FOM: HA does not solve Post's Problem; foundational significance
Stephen G Simpson
simpson at math.psu.edu
Fri Aug 11 16:12:25 EDT 2000
Post's Problem (1944) is the problem of finding an r.e. Turing degree
which is intermediate, i.e., neither recursive nor Turing complete.
Post's Problem was classically solved by Friedberg and Muchnik
(1956/1957), who constructed a pair of incomparable r.e. degrees.
Their incomparability proof used an apparently highly nonconstructive
method, the Priority Method, which has played a dominant role in
subsequent extensive recursion-theoretic investigation of
r.e. degrees, r.e. sets, etc.
In my FOM posting of 7 Aug 2000, I conjectured that HA (Heyting
Arithmetic, a.k.a. intuitionistic first order number theory) is
consistent with every nonrecursive r.e. set being many-one complete,
hence Turing complete. I also sketched a proof of my conjecture. I
thank Andrej Bauer for an offline comment on the sketch.
It turns out that my August 7 sketch is correct. However, here is a
more direct proof, using an idea of Myhill (1955) as expounded by
Odifreddi, Classical Recursion Theory, 1989, page 305.
We use recursive realizability in the sense of Kleene, Introduction to
Metamathematics, 1950, pages 501-516. It is enough to find a
realization of the statement "every nonrecursive r.e. set is many-one
complete". We do this as follows. Suppose we are given (an index of)

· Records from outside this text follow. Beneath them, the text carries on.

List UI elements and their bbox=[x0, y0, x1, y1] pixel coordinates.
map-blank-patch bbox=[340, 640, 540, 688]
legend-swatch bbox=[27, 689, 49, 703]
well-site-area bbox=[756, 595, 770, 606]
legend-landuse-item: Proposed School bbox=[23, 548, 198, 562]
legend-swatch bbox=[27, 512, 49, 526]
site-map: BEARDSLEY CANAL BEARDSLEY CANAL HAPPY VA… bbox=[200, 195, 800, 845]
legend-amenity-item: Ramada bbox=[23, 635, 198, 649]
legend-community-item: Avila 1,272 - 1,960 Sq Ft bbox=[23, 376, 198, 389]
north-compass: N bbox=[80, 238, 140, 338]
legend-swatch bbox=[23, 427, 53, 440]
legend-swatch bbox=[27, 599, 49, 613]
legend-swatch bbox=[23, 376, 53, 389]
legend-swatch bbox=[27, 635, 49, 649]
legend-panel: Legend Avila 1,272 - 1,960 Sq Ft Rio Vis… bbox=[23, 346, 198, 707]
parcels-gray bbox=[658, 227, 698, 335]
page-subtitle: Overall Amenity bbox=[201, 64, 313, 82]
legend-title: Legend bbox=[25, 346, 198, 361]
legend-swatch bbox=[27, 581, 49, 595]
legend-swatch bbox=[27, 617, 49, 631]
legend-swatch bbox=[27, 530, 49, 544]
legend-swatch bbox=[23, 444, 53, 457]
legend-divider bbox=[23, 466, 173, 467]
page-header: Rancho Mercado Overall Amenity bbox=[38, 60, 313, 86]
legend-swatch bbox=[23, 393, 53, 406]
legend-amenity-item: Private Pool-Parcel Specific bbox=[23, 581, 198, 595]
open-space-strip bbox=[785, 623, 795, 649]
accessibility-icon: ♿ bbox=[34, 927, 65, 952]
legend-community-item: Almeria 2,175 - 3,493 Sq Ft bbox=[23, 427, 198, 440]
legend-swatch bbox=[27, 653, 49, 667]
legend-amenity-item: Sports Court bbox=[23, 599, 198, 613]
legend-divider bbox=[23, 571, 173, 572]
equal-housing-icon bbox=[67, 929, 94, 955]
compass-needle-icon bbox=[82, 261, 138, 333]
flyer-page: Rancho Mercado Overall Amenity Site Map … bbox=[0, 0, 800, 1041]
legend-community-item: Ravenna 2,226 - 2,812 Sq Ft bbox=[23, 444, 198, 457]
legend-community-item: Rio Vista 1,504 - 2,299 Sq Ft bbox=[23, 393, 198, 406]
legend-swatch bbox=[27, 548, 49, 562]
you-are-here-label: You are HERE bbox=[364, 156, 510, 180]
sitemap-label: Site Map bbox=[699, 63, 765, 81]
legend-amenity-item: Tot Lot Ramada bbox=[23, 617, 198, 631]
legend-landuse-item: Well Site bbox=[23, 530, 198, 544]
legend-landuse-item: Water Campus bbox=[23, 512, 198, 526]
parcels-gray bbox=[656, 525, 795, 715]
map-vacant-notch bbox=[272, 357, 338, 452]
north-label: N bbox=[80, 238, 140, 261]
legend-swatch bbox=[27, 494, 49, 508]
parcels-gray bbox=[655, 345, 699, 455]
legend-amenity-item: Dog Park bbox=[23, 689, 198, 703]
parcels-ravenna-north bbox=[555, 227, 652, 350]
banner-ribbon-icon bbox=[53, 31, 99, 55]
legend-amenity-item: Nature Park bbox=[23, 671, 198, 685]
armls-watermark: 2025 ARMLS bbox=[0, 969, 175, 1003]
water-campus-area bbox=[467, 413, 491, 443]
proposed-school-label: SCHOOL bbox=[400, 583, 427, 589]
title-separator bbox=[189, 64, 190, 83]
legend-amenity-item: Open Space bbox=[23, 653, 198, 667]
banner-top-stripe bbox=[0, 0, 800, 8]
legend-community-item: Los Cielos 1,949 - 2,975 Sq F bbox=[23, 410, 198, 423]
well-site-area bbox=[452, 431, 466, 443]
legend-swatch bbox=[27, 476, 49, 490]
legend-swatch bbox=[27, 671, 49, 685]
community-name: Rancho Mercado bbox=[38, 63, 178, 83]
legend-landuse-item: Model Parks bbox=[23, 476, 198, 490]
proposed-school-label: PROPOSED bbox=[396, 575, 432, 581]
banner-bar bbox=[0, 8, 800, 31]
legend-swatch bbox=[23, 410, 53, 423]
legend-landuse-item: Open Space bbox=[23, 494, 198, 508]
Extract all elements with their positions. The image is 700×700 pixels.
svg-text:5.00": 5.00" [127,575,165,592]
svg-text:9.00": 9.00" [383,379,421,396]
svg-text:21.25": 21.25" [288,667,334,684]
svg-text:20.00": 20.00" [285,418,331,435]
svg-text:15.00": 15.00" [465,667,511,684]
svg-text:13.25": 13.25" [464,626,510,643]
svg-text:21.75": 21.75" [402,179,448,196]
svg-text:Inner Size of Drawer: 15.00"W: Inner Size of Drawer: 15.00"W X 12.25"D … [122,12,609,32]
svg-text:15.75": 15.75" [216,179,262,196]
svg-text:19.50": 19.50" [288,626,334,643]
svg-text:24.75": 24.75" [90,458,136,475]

an r.e. set A, together with a realization of "A is nonrecursive". In
particular, we have (an index of) a total recursive function f such
that for all e, f(e) witnesses that the partial recursive function {e}
with index e differs from the characteristic function c_A of A. In
other words, for all e, f(e)=n where {e}(n) is undefined or unequal to
c_A(n). Now suppose we are also given (an index of) an arbitrary
r.e. set B. By the S-m-n Theorem, we can effectively find (an index
of) a primitive recursive function g such that, for all x and all n,
{g(x)}(n)=0 if x gets enumerated into B before n gets enumerated into
A, {g(x)}(n)=1 if n gets enumerated into A before x gets enumerated
into B, and {g(x)}(n) is undefined otherwise. For all x we have that
{g(x)}(f(g(x))) is undefined or unequal to c_A(f(g(x)). It follows
that, for all x, x belongs to B if and only if f(g(x)) belongs to A.
Thus we have effectively found a realization of "A is many-one
complete". This proves the conjecture.
The foundational significance of this result is that the
Friedberg/Muchnik solution of Post's Problem is inherently
nonconstructive. This lends weight to the idea that the Priority
Method itself may be inherently nonconstructive. Such a conclusion
would be of interest with respect to our earlier FOM discussion of
priority arguments and recursive counterexamples (FOM, July 2000). In
order to obtain constructive information, it seems desirable to
eliminate priority arguments whenever possible.